Date
Jolie and I are both keen readers and have both collected quite a few books during our years apart. Every shelf is covered in books, and practically every flat surface has at least one book on it.
However, since we moved in to this place last April/May, I've been annoyed by the lack of order to our book collection. When we arrived, we just took books out of boxes and shoved them into the nearest shelf with a gap. I've been threatening to organize them all for some time now, but ... well, there's almost always something more interesting, important or urgent to do.
It's annoying because there's a silly way in which my books form a part of my identity. It's silly for so many reasons. I haven't curated my own book collection very carefully. If I look at the books there I can tell there are many formative books in my own experience that are missing, and that there's a lot of mostly harmless entertaining junk. I wouldn't want someone drawing conclusions about me from my bookshelf.
And yet they are the possessions that I value most, and the ones that I've kept with me through many moves and many years. A friend of mine, commenting on a difficult move to another city said, "Home is where your stuff is", that having your belongings around makes you feel like you belong.
So today I've used a couple of spare hours to get the poetry, plays and fiction separated from the rest of the books and sorted alphabetically by author. I can't tell you how good it feels to look at them all lined up in order.

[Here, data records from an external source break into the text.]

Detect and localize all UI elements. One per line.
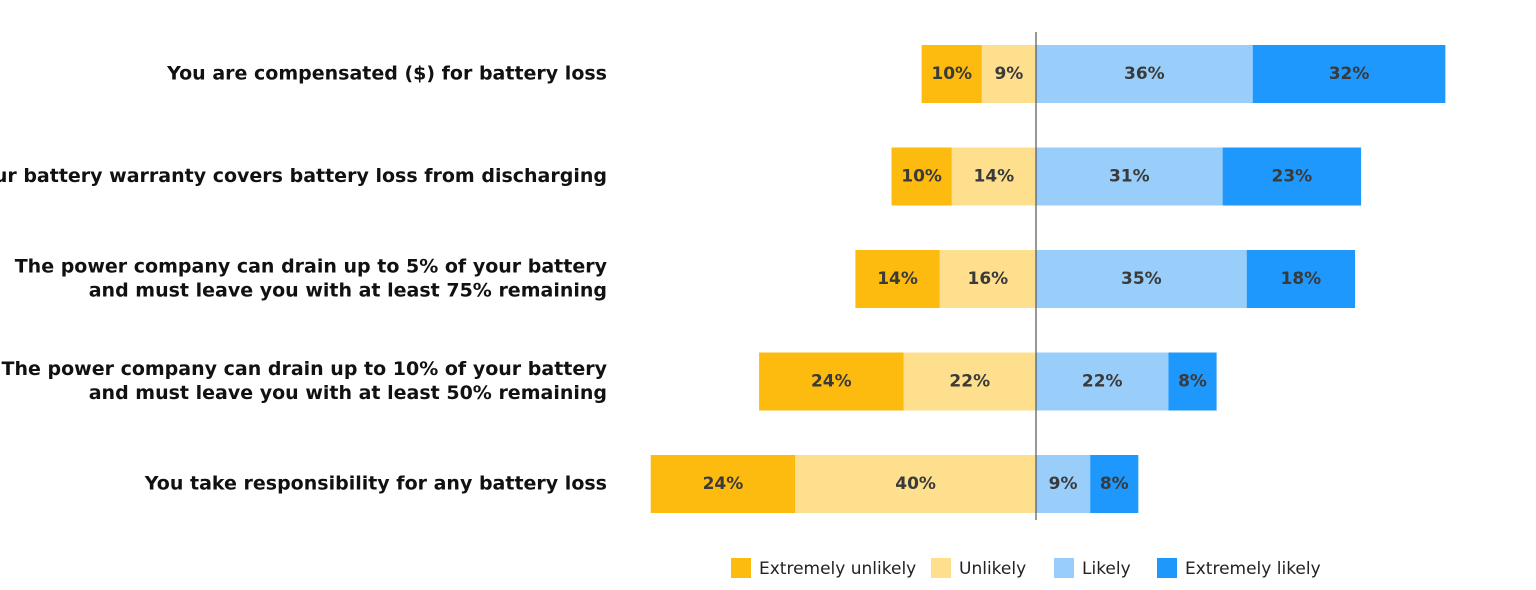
category-label: and must leave you with at least 75% rem… bbox=[89, 280, 607, 302]
bar-segment bbox=[903, 352, 1036, 411]
category-label: and must leave you with at least 50% rem… bbox=[89, 382, 607, 404]
bar-segment bbox=[855, 250, 940, 308]
bar-segment bbox=[1252, 45, 1446, 103]
data-label: 14% bbox=[877, 269, 918, 289]
data-label: 10% bbox=[931, 64, 972, 84]
data-label: 32% bbox=[1329, 64, 1370, 84]
data-label: 10% bbox=[901, 167, 942, 187]
data-label: 18% bbox=[1281, 269, 1322, 289]
legend-swatch bbox=[731, 558, 751, 578]
bar-segment bbox=[1036, 45, 1253, 103]
data-label: 36% bbox=[1124, 64, 1165, 84]
bar-segment bbox=[981, 45, 1036, 103]
data-label: 9% bbox=[994, 64, 1023, 84]
category-label: You take responsibility for any battery … bbox=[144, 473, 607, 495]
bar-segment bbox=[1036, 147, 1223, 206]
bar-segment bbox=[1036, 352, 1169, 411]
legend-swatch bbox=[1157, 558, 1177, 578]
data-label: 22% bbox=[1082, 372, 1123, 392]
bar-segment bbox=[759, 352, 904, 411]
data-label: 9% bbox=[1049, 474, 1078, 494]
bar-segment bbox=[1090, 455, 1139, 513]
data-label: 8% bbox=[1178, 372, 1207, 392]
bar-segment bbox=[1168, 352, 1217, 411]
bar-segment bbox=[795, 455, 1036, 513]
bar-segment bbox=[1036, 250, 1247, 308]
data-label: 24% bbox=[703, 474, 744, 494]
data-label: 40% bbox=[895, 474, 936, 494]
data-label: 35% bbox=[1121, 269, 1162, 289]
category-label: Your battery warranty covers battery los… bbox=[0, 165, 607, 187]
bar-segment bbox=[1246, 250, 1356, 308]
data-label: 31% bbox=[1109, 167, 1150, 187]
bar-segment bbox=[921, 45, 982, 103]
data-label: 14% bbox=[974, 167, 1015, 187]
legend-swatch bbox=[1054, 558, 1074, 578]
legend-label: Extremely unlikely bbox=[759, 559, 916, 579]
data-label: 22% bbox=[949, 372, 990, 392]
data-label: 16% bbox=[967, 269, 1008, 289]
bar-segment bbox=[1222, 147, 1362, 206]
data-label: 8% bbox=[1100, 474, 1129, 494]
bar-segment bbox=[1036, 455, 1091, 513]
bar-segment bbox=[939, 250, 1036, 308]
bar-segment bbox=[951, 147, 1036, 206]
category-label: You are compensated ($) for battery loss bbox=[166, 63, 607, 85]
category-label: The power company can drain up to 10% of… bbox=[2, 358, 608, 380]
bar-segment bbox=[891, 147, 952, 206]
legend-swatch bbox=[931, 558, 951, 578]
data-label: 23% bbox=[1271, 167, 1312, 187]
data-label: 24% bbox=[811, 372, 852, 392]
category-label: The power company can drain up to 5% of … bbox=[15, 256, 608, 278]
legend-label: Likely bbox=[1082, 559, 1131, 579]
legend-label: Unlikely bbox=[959, 559, 1026, 579]
legend-label: Extremely likely bbox=[1185, 559, 1321, 579]
bar-segment bbox=[650, 455, 796, 513]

One pleasant outcome is that it made it really easy to identify the books that we both own. We both know our taste in fiction overlaps quite a bit, but how does that manifest itself in our library? Well, now we know:


Here's what they were:
- *The Long Dark Tea-Time of the Soul*, Douglas Adams - *The Pilgrim's Progress*, John Bunyan - *Jonathan Strange & Mr Norrell*, Susanna Clarke - *Do Androids Dream of Electric Sheep?*, Philip K. Dick - *A Tale of Two Cities*, Charles Dickens - Collected works of John Donne (two different editions, but my copy is a strict subset) - *Neverwhere*, Neil Gaiman - *The Princess Bride*, William Goldman - *Dune,* Frank Herbert - *To Kill a Mockingbird*, Harper Lee - *Ulysses*, James Joyce (yes, we've both read it) - *Paradise Lost*, John Milton - *Gravity's Rainbow,* Thomas Pynchon - *Ivanhoe*, Sir Walter Scott - *The Lord of the Rings*, J. R. R. Tolkien - *War and Peace*, Leo Tolstoy (see *Ulysses*)
We have other duplicates, but they either from within our respective collections or they are gifts that we gave each other in our early courtship, and thus don't really count.
- *The Left Hand of Darkness,* Ursula LeGuin - *A Clash of Kings*, George R. R. Martin - *A Storm of Swords,* George R. R. Martin - *Gormenghast*, Mervyn Peake - *Hamlet,* William Shakespeare - *Henry V*, William Shakespeare - *Cat's Cradle*, Kurt Vonnegut - *The Book of the New Sun (volume 2)*, Gene Wolfe
I don't know what's more surprising. That we both own *Gravity's Rainbow*, or that we both finished it.